Oggi, se ti capita qualcosa o accenni appena un malore, invece del prete (visto più come uno spaventatore che come un consolatore) si chiama il “118”; subito ti caricano sull’ambulanza e vieni rapidamente portato in una sala di rianimazione. Pronti i sanitari ti applicano un tubo in gola, attraverso un boccaglio a forma di museruola; indi ogni orifizio del tuo corpo, in alto o in basso che sia, viene occupato da cannule, cateteri o sonde; infine, mentre le tue braccia sono bloccate da aghi endovenosi collegati a molteplici flaconi da fleboclisi, almeno una quindicina di elettrodi viene applicata sulla tua pelle per spiare ogni tuo parametro vitale.
Se fai una mossa per far segno di voler dire qualcosa subito senti qualcuno gridare: “ Si sta agitando, dategli un sedativo!“.
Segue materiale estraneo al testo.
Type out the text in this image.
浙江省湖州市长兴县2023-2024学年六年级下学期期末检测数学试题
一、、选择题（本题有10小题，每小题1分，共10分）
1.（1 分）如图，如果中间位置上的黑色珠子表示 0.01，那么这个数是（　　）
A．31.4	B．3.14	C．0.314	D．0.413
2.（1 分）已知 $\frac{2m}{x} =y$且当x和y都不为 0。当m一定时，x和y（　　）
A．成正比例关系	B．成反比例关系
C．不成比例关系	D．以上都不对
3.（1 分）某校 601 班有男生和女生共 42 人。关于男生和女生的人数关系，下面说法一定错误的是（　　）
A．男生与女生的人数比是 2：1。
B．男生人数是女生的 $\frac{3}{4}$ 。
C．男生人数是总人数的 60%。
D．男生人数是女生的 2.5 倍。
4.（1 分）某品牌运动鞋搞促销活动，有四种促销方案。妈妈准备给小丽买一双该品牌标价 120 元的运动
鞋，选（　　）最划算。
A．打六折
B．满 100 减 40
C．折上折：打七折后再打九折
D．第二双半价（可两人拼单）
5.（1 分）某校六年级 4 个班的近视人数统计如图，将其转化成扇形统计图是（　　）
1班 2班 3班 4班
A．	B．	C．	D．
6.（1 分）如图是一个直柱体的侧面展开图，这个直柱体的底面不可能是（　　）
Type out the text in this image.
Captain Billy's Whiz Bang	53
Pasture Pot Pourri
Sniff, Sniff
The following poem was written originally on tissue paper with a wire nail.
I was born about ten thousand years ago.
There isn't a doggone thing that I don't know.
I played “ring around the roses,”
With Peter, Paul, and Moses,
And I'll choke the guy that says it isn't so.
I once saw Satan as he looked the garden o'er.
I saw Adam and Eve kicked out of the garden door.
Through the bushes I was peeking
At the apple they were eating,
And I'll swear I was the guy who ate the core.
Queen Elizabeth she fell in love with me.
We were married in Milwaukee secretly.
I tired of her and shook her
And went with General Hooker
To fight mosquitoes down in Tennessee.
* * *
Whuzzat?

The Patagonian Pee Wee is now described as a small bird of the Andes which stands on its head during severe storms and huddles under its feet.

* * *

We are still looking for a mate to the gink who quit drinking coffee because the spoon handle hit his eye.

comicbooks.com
E i tuoi parenti dove sono finiti? In alcuni ospedali non vengono fatti entrare, ma se sei fortunato di capitare in un reparto più tollerante e che ne lascia passare uno (uno alla volta per carità e per una sola ora), quello entra incamiciato da una ampia cappa verdolina, con un berretto di carta in testa, le scarpe avvolte in caloscine di plastica, ed una maschera di garza in faccia… Come fai a riconoscerlo? E come puoi parlare, come puoi dire a tua moglie, che so, che l’hai sempre amata oppure, più semplicemente, che hai nascosto i soldi dentro il materasso della camera degli ospiti?
Ti diranno: “ Ma è per il tuo bene… è per farti guarire… ”. Sì, d’accordo, forse ora scamperò, ma prima o poi ci ricapiterò e sarà l’ultima volta e per me sarà il modo più desolato e sconsolato per affrontare il passo più difficile, impossibilitato a parlare se non, forse, con un battito di palpebre o il movimento d’un dito.
Un corollario di questo stato di cose è la scomparsa da qualche tempo delle “ultime frasi famose” pronunciate in punto di morte da qualche celebre personaggio. Si dice che l’imperatore Traiano , prossimo a spirare, sussurrasse “ Ho trovato una Roma di mattoni, ve la lascio di marmo…” e che Adriano invece si facesse sollevare da due servi dicendo “Un Imperatore muore in piedi…”. Di Cavour è celebre il detto finale: “Libera Chiesa in libero Stato… ”.
Niente più di tutto questo: quando sei intubato non c’è modo di lasciare messaggi. Per coloro che nonostante le cure non ce la fanno, meglio s’adatta l’antico motto dei Carabinieri: “Usi a obbedir tacendo e tacendo morir…”.
Morale della favola: è difficile campare in questo mondo, ma anche andare nell’ “altro” non è facile.